When you're using Copy types, you always want value semantics, and object semantics when not using Copy types.
Objects, in Rust, don't have a consistent address: the addresses often change between moves because of the runtime behavior, i.e. they are owned by exactly one binding. This is very different from other languages!
In Rust when you use (or move, in Rust's terms) a value that is Copy, the original value is still valid. If you want to simulate the case that like other non-copyable values, to invalidate after a specific use, you can do:
let v = 42i32;
// ...
let m = v;
// redefine v such that v is no longer a valid (initialized) variable afterwards
// Unfortunately you have to write a type here. () is the easiest,
// but can be used unintentionally.
let v: ();
// If the ! type was stabilized, you can write
let v: !;
// otherwise, you can define your own:
enum NeverType {};
let v: NeverType;
// ...
If you later change v to something that is not Copy, you don't have to change the code above to avoid using the moved value.
Correction on some misunderstanding on the question
The difference between Clone and Copy is NOT "shallow copy" and "deep copy" semantics.

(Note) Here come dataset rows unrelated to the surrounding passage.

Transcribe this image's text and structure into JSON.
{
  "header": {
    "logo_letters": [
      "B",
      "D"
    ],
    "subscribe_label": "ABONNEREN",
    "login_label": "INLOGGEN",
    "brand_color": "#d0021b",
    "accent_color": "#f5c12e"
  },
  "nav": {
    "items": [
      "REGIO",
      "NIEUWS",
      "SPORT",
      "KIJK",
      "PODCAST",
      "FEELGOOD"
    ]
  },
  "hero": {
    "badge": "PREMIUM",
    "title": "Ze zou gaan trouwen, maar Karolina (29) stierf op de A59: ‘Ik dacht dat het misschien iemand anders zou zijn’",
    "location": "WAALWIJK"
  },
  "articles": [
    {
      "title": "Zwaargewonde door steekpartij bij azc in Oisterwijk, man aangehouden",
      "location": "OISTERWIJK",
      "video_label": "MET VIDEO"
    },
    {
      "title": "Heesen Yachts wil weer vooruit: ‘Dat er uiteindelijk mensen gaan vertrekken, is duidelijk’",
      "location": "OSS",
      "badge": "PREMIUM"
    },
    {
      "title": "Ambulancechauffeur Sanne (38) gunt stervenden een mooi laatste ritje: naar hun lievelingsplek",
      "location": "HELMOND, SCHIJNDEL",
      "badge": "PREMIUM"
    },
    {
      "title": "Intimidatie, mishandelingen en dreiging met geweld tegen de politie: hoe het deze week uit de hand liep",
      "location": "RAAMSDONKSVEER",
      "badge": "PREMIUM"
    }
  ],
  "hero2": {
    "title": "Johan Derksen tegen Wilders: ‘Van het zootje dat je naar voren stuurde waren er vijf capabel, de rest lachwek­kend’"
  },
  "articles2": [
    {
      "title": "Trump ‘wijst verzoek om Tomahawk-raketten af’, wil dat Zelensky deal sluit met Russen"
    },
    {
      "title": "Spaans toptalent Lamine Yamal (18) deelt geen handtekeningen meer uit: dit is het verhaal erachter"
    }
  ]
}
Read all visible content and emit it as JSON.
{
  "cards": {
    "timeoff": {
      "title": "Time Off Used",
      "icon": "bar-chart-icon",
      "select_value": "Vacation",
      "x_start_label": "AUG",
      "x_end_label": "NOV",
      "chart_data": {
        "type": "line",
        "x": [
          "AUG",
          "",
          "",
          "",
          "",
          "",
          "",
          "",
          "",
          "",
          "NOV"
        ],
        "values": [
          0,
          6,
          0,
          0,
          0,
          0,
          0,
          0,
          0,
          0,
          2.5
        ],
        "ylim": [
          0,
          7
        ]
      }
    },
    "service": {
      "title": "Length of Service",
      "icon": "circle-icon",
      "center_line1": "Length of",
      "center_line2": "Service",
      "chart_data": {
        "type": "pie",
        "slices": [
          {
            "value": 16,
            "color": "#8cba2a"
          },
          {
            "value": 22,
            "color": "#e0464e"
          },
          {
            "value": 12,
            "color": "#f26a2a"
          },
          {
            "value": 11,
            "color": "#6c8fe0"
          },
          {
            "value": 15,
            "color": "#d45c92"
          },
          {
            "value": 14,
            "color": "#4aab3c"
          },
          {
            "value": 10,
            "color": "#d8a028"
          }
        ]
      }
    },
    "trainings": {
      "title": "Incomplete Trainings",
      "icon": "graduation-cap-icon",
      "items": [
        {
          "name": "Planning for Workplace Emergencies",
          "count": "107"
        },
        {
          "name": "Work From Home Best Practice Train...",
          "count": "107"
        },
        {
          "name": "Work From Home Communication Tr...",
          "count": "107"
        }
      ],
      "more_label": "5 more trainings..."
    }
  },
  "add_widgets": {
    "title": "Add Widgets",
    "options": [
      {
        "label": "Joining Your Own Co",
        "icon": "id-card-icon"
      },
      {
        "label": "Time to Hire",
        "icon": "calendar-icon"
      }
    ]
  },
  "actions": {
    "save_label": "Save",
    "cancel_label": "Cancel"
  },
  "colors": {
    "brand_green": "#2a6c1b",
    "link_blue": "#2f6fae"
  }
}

Copy is "memcpy" semantics and Clone is whatever the implementors like, that is the only difference. Although, by definition, things which require a "deep copy" are not able to implement Copy.
When a type implements both Copy and Clone, it is expected that both have the same semantics except that Clone can have side effects. For a type that implements Copy, its Clone should not have "deep copy" semantics and the cloned result is expected to be the same as a copied result.
As an attempt, if you want to use the closure to help, you probably wanted to run the closure, like let new_id = (move || id)();. If id is copy then id is still valid after the move, so this does not help, at all.